Já é Carnaval, Cidade!
Lembro que a primeira vez que essa manchete foi utilizada nos jornais foi no ano que Gerônimo estourou com a música “Lambada da delícia”, que ficou mais conhecida justamente por essa frase. Acho que foi final dos anos 1980. Foi manchete do jornal Tribuna da Bahia, onde eu trabalhava à época.
Naqueles anos, o Carnaval baiano fervilhava com o novo Axé Music, que misturada do frevo, passando pelas marchinhas, o samba reggae, ijexá e ritmos afins.
Tinha suingue.
O caldeirão misturava Luís Caldas, Gerônimo, o trio Armandinho Dodô e Osmar (que tive o prazer de ver encerrando o Carnaval na quarta de cinzas algumas vezes, com direito a Caetano e Gil saudando o amanhecer do dia), Novos Baianos, Margareth, Chiclete, Sarajane…
O caldo depois foi ficando mais homogêneo. O Axé virou uma coisa só, comandado por figuras como Daniela, Ivete, Ricardo Chaves, Asa de Águia, Cheiro…
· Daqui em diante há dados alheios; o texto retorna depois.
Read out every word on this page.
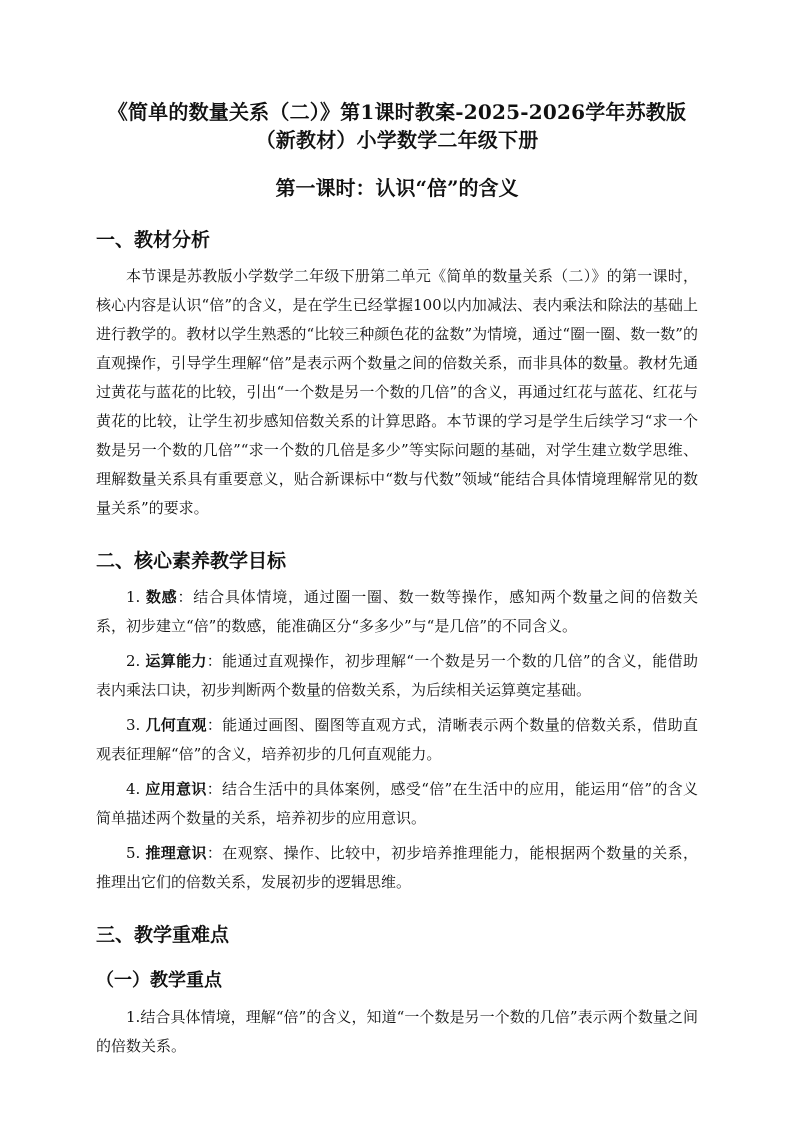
《简单的数量关系（二）》第1课时教案-2025-2026学年苏教版（新教材）小学数学二年级下册
第一课时：认识“倍”的含义
一、教材分析

本节课是苏教版小学数学二年级下册第二单元《简单的数量关系（二）》的第一课时，核心内容是认识“倍”的含义，是在学生已经掌握100以内加减法、表内乘法和除法的基础上进行教学的。教材以学生熟悉的“比较三种颜色花的盆数”为情境，通过“圈一圈、数一数”的直观操作，引导学生理解“倍”是表示两个数量之间的倍数关系，而非具体的数量。教材先通过黄花与蓝花的比较，引出“一个数是另一个数的几倍”的含义，再通过红花与蓝花、红花与黄花的比较，让学生初步感知倍数关系的计算思路。本节课的学习是学生后续学习“求一个数是另一个数的几倍”“求一个数的几倍是多少”等实际问题的基础，对学生建立数学思维、理解数量关系具有重要意义，贴合新课标中“数与代数”领域“能结合具体情境理解常见的数量关系”的要求。

二、核心素养教学目标

1. 数感：结合具体情境，通过圈一圈、数一数等操作，感知两个数量之间的倍数关系，初步建立“倍”的数感，能准确区分“多多少”与“是几倍”的不同含义。

2. 运算能力：能通过直观操作，初步理解“一个数是另一个数的几倍”的含义，能借助表内乘法口诀，初步判断两个数量的倍数关系，为后续相关运算奠定基础。

3. 几何直观：能通过画图、圈图等直观方式，清晰表示两个数量的倍数关系，借助直观表征理解“倍”的含义，培养初步的几何直观能力。

4. 应用意识：结合生活中的具体案例，感受“倍”在生活中的应用，能运用“倍”的含义简单描述两个数量的关系，培养初步的应用意识。

5. 推理意识：在观察、操作、比较中，初步培养推理能力，能根据两个数量的关系，推理出它们的倍数关系，发展初步的逻辑思维。

三、教学重难点
（一）教学重点

1.结合具体情境，理解“倍”的含义，知道“一个数是另一个数的几倍”表示两个数量之间的倍数关系。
Nos anos 2000 chegaram novos ritmos como o pagode baiano (não confundir com o pagode carioca), que foram se mesclando com a música eletrônica. Ao mesmo tempo, a camarotização do Carnaval representou uma virada na forma de fazer o Carnaval baiano. Ficou mais comercial, com características que permitiam a “venda” fora do Estado e um grande atrativo ao turismo.
E deu no que deu.
Com relação à música (me chamem de careta, saudosista, conservador…) foi perdendo a identidade, partiu para fórmulas nada agradáveis. A batida da nova música baiana é praticamente uma só. O público se agrada, então a fórmula dá certo!
Mas, as letras que falavam de alegria, que iam no suingue do ritmo dos atabaques e guitarra elétrica, deu espaço para frases de “coisificação” às mulheres, derrubando qualquer tentativa de se evitar o machismo, misoginia… O empoderamento se dilui quando um único verbo está presente na maioria das letras: “Sentar”.
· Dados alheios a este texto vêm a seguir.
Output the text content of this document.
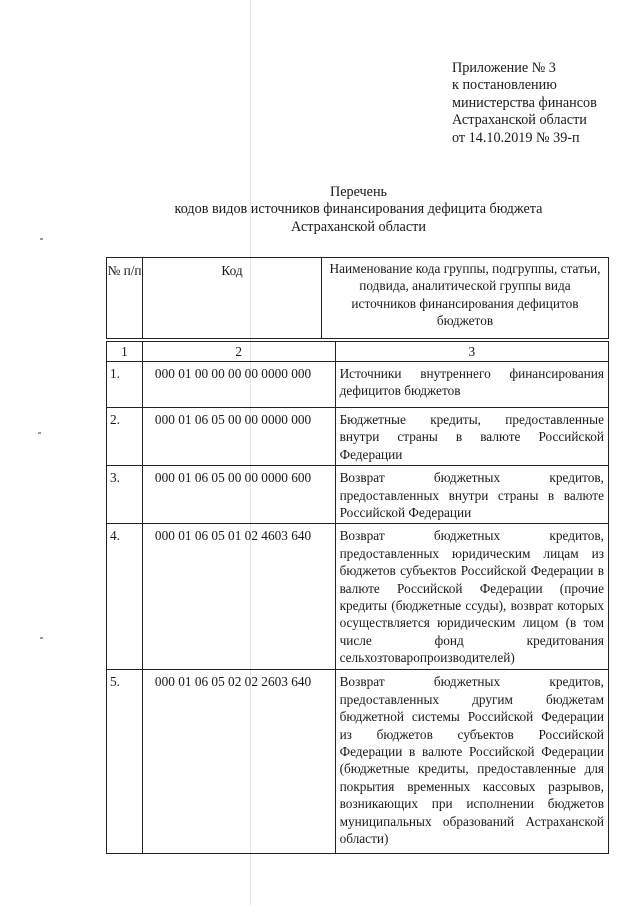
Приложение № 3
к постановлению
министерства финансов
Астраханской области
от 14.10.2019 № 39-п
Перечень
кодов видов источников финансирования дефицита бюджета
Астраханской области
№ п/п	Код	Наименование кода группы, подгруппы, статьи, подвида, аналитической группы вида источников финансирования дефицитов бюджетов
1	2	3
1.	000 01 00 00 00 00 0000 000	Источники внутреннего финансирования дефицитов бюджетов
2.	000 01 06 05 00 00 0000 000	Бюджетные кредиты, предоставленные внутри страны в валюте Российской Федерации
3.	000 01 06 05 00 00 0000 600	Возврат бюджетных кредитов, предоставленных внутри страны в валюте Российской Федерации
4.	000 01 06 05 01 02 4603 640	Возврат бюджетных кредитов, предоставленных юридическим лицам из бюджетов субъектов Российской Федерации в валюте Российской Федерации (прочие кредиты (бюджетные ссуды), возврат которых осуществляется юридическим лицом (в том числе фонд кредитования сельхозтоваропроизводителей)
5.	000 01 06 05 02 02 2603 640	Возврат бюджетных кредитов, предоставленных другим бюджетам бюджетной системы Российской Федерации из бюджетов субъектов Российской Федерации в валюте Российской Федерации (бюджетные кредиты, предоставленные для покрытия временных кассовых разрывов, возникающих при исполнении бюджетов муниципальных образований Астраханской области)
Para fazer sucesso, todo pagodão/pagofunk precisa de roteiro para se chegar ao “senta, senta, senta”.
Quem sou eu para discordar do que querem baianos e baianas.
Me limito a torcer o nariz quando ouço o grave ensurdecedor dos paredões e a fazer cara feia diante de letras que personificam as figuras femininas apenas pela “raba”. Pior ainda a insistência com os palavrões. A música brasileira usou palavrões em diversos momentos, tinha contexto, mas quando o palavrão é a razão da música…
Bem, o que posso dizer é que “Já é carnaval, cidade. Acorda pra ver!”. E veio com uma crise de ansiedade nunca vista. Mas de 1 mil dias se passaram desde o início da pandemia de Covid e a festa momesca desse ano acontece como uma “libertação”, apesar de o coronavírus ainda estar soltinho por aí.
Mas, deixa acontecer… Que seja eterno, enquanto dure, posto que é chama! Que a violência não seja sua principal manchete… e que sua próxima virada criativa não se restrinja a apenas um verbo transitivo indireto, intransitivo e pronominal. Que venham outros mais férteis.